Dopo la Finanza, sull'Aias irrompe l'Ispettorato del Lavoro

Spiega il riferimento Cgil D'Acunto: «E' stata emessa una diffida accertativa».

Ieri la Finanza aveva ispezionato la sede della Onlus. Ora l'Ispettorato del lavoro, indicando come altro debitore, l'Asl, diffida i due enti e li spinge a pagare le sei mensilità arretrati per le maestranze.

Avellino.  

 

di Andrea Fantucchio 

«E' di queste ore la notizia che l'Ispettorato del Lavoro abbia emesso una diffida accertativa nei confronti dell'Aias, indicando come altro debitore l'Asl. Ora dovranno provvedere a pagare sei mesi di mensilità arretrate ai lavoratori». Il segretario di Cgil Fp, Marco D'Acunto, parla col collega di Ottochannel Angelo Giuliani, dei nuovi guai in arrivo per la Onlus finita al centro dell'inchiesta della Finanza.

Ieri le fiamme gialle hanno perquisito le sedi dell'Aias di Avellino e Nusco, e di alcune società collegate, oltre all'Asl di Avellino. E sono stati spiccati dieci avvisi di garanzia per ipotesi di reato che vanno dall'abuso di ufficio in concorso, all'associazione finalizzata all'evasione dell'imposte fino alla truffa per ottenere l'erogazione dei fondi pubblici. (Leggi di più sui dieci indagati)

Fra gli indagati anche Gerardo Bilotta, presidente dell'Aias, e Anna Maria Scarinzi, consorte del sindaco di Nusco, Ciriaco De Mita, e rappresentante di “Noi Con Loro”, onlus che gestisce la struttura perquisita con l'Aias.

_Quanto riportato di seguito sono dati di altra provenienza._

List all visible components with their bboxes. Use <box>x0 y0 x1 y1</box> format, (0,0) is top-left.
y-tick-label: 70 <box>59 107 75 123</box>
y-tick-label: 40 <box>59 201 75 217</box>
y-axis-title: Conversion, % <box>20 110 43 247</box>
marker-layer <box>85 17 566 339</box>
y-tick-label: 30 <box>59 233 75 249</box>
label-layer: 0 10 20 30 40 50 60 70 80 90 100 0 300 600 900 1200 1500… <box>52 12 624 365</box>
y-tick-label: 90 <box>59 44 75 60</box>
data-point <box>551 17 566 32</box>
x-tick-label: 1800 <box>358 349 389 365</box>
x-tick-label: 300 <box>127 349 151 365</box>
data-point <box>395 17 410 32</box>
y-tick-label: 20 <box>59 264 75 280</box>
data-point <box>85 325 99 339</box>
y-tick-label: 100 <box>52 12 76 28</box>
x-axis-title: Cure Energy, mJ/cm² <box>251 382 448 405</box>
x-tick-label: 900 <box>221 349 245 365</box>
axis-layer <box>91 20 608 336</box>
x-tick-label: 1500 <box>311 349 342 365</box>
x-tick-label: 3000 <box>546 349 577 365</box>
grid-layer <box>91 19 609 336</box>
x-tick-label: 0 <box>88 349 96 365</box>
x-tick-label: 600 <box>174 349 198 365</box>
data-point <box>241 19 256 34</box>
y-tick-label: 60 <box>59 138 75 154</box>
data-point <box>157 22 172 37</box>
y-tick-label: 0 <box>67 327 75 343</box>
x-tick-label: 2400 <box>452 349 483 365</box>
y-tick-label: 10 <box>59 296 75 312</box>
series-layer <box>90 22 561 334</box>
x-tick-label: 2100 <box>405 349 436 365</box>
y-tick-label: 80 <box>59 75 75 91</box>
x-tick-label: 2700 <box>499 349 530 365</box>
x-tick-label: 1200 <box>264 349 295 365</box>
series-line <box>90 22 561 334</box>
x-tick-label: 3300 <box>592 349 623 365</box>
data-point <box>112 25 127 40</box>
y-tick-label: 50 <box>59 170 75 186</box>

Al centro dell'inchiesta della Procura, fra le altre cose, un presunto mancato accreditamento da parte della Aias che in questi anni avrebbe ricevuto impropriamente milioni di euro dalla Regione pur non avendone i requisiti. Sotto la lente d'ingrandimento degli inquirenti anche presunte transazioni economiche sospette che avrebbero interessato le onlus sotto inchiesta.

D'Acunto spiega: «Alla magistratura il compito di andare avanti nella propria indagine. Io so solo che si parla di una Onlus, l'Aias, che nel 2013 aveva presentato all'insaputa di tutti una richiesta di concordato fallimentare preventivo. Noi intanto venerdì saremo ricevuti in Prefettura. Convocati anche la Regione, la dirigenza dell'Aias e dell'Asl: è giunto il momento di trovare una soluzione per decine di lavoratori che non ricevono stipendi da oltre sei mesi. Nonostante quanto contrariamente dichiarato, da diretti interessati, anche a mezzo stampa».